La cité du Grand Roi 

(conférence prononcée au grand théâtre d’Istanbul, le 22.02.2003)
par Israël Shamir 

La neige, si abondante qu’elle bloque les cols de l’Anatolie, recouvre les rues comme d’épais tapis persans, et peint en blanc les coupoles des mosquées, des églises et des marchés de votre Ville, éternelle capitale de grands empires. Je suis venu de Jérusalem Al-Quds en passant par Moscou : ce sont là deux lieux inextricablement liés à la Seconde Rome. Il y a quelques jours, j’étais près des formidables fortifications de Jérusalem, et je lisais les inscriptions encore très nettes : la ville a été fortifiée par Soliman le Magnifique, grand sultan ottoman.

En Palestine, les vestiges du gouvernement ottoman sont visibles partout. En effet, les Ottomans furent les protecteurs du Moyen-Orient durant quatre siècles. Ils ont conquis l’Empire byzantin, mais ils ont préservé les droits et les croyances religieuses des Orthodoxes et aussi d’autres Chrétiens, bien qu’ils eussent été moins orthodoxes… Vos féroces Janissaires ont donné au Moyen-Orient une chance de se développer dans une paix relative jusqu’à l’époque contemporaine.
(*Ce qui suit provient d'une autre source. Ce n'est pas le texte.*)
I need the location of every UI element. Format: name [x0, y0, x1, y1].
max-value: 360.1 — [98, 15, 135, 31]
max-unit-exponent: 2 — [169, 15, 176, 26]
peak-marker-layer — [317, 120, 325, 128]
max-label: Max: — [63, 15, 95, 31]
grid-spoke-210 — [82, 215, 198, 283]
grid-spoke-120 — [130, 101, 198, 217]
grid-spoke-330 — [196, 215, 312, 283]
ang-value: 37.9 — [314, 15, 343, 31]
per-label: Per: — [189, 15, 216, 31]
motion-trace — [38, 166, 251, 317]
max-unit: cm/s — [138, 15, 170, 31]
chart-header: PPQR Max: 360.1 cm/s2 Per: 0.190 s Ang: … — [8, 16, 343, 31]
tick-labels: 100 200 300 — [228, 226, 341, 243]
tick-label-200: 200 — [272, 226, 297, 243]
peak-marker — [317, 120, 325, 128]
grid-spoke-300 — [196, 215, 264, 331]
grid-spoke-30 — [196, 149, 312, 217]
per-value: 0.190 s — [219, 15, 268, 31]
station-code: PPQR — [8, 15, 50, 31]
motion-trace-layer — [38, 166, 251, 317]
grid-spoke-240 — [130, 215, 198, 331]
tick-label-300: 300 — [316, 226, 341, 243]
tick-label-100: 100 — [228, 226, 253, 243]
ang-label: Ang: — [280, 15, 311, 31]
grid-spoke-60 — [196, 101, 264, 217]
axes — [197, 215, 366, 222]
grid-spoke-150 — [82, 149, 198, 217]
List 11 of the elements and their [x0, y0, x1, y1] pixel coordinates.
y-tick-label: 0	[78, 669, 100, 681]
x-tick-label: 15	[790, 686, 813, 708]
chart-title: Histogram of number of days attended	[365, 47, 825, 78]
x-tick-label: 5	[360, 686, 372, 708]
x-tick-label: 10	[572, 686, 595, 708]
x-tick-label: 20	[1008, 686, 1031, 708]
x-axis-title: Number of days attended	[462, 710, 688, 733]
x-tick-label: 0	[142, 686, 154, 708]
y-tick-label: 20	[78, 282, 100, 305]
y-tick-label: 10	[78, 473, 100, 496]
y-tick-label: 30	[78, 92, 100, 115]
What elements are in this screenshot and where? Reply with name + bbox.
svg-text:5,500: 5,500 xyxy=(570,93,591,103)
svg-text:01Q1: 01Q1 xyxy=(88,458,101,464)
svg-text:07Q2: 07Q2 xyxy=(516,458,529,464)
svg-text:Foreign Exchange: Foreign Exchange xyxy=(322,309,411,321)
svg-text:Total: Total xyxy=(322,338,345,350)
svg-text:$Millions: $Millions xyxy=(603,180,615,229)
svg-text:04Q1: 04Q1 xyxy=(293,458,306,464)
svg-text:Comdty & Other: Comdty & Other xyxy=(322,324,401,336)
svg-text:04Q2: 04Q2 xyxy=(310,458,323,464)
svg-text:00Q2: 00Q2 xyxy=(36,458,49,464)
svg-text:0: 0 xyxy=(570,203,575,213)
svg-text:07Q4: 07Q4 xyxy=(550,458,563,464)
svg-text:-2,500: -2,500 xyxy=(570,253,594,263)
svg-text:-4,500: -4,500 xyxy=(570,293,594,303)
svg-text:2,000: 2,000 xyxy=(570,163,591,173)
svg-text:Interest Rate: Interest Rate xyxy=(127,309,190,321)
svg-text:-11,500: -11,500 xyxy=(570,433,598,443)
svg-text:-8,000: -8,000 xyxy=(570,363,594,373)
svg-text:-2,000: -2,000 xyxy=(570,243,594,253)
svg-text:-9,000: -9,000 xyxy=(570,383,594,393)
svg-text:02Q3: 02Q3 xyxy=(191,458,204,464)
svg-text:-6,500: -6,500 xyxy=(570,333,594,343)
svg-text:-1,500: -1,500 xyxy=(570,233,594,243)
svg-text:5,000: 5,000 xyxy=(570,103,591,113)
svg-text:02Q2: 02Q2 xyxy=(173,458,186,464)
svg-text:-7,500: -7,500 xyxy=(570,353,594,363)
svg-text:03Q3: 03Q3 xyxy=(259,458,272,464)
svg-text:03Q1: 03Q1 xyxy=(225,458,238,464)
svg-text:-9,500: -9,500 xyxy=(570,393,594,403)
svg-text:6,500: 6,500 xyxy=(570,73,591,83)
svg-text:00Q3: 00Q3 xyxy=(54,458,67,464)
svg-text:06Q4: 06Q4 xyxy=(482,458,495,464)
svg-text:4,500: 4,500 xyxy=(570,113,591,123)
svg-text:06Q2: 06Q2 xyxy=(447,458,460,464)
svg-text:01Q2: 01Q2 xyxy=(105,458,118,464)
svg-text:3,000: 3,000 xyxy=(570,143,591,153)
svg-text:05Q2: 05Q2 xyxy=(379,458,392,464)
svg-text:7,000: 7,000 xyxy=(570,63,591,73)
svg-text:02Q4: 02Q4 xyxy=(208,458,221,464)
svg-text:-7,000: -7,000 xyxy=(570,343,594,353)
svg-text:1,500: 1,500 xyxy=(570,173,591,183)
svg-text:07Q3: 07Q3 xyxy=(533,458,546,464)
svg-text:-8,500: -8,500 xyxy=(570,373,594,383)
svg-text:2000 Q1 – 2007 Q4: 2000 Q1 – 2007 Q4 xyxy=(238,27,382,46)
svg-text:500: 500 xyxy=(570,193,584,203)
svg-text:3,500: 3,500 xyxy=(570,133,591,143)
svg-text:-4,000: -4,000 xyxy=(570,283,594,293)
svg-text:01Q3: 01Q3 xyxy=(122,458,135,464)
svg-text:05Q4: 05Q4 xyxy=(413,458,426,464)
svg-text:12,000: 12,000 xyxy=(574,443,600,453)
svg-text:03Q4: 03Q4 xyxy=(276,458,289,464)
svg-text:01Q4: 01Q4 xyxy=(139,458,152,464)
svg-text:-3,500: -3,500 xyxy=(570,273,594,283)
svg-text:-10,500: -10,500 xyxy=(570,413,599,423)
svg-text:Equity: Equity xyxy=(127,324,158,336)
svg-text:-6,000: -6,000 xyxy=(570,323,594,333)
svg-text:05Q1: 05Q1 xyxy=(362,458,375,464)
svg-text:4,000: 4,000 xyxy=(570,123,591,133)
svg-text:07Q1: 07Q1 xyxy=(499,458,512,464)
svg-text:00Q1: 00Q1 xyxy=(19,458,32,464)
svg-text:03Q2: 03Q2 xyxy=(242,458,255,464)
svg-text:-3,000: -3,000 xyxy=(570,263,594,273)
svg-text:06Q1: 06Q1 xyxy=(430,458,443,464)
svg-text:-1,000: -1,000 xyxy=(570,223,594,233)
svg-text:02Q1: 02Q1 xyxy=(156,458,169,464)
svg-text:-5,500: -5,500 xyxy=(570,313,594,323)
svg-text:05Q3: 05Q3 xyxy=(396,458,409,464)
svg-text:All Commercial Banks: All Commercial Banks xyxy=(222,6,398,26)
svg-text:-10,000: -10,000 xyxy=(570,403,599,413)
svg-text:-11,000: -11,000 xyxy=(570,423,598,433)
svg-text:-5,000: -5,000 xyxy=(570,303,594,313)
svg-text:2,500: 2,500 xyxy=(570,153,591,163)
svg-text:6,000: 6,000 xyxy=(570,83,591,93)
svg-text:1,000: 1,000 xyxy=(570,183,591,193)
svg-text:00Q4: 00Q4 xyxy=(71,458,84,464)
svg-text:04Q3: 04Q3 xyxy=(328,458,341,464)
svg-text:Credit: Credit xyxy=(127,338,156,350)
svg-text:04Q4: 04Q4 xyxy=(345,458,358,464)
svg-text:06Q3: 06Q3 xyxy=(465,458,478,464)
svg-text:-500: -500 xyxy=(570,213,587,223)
C’est maintenant que nous le comprenons, maintenant que l’Empire ottoman, tellement décrié, n’est plus là, maintenant que les Turcs ne protègent plus les peuples de la Terre Sainte. En effet, les Occidentaux ne sont pas venus en libérateurs du joug ottoman ; dans ma ville, Jaffa, les troupes de Napoléon ont exécuté six mille prisonniers de guerre : des Turcs, des Arabes, des Palestiniens. Ce n’était là qu’un avant-goût de l’occupation sioniste. La semaine dernière, cinquante civils innocents, femmes, enfants et hommes, Palestiniens, ont été tués par l’armée du général Sharon et ils ont rejoint leur repos éternel dans le cimetière de Gaza, près des dépouilles de milliers de soldats turcs qui défendirent vaillamment la Palestine contre l’armée britannique sous direction sioniste.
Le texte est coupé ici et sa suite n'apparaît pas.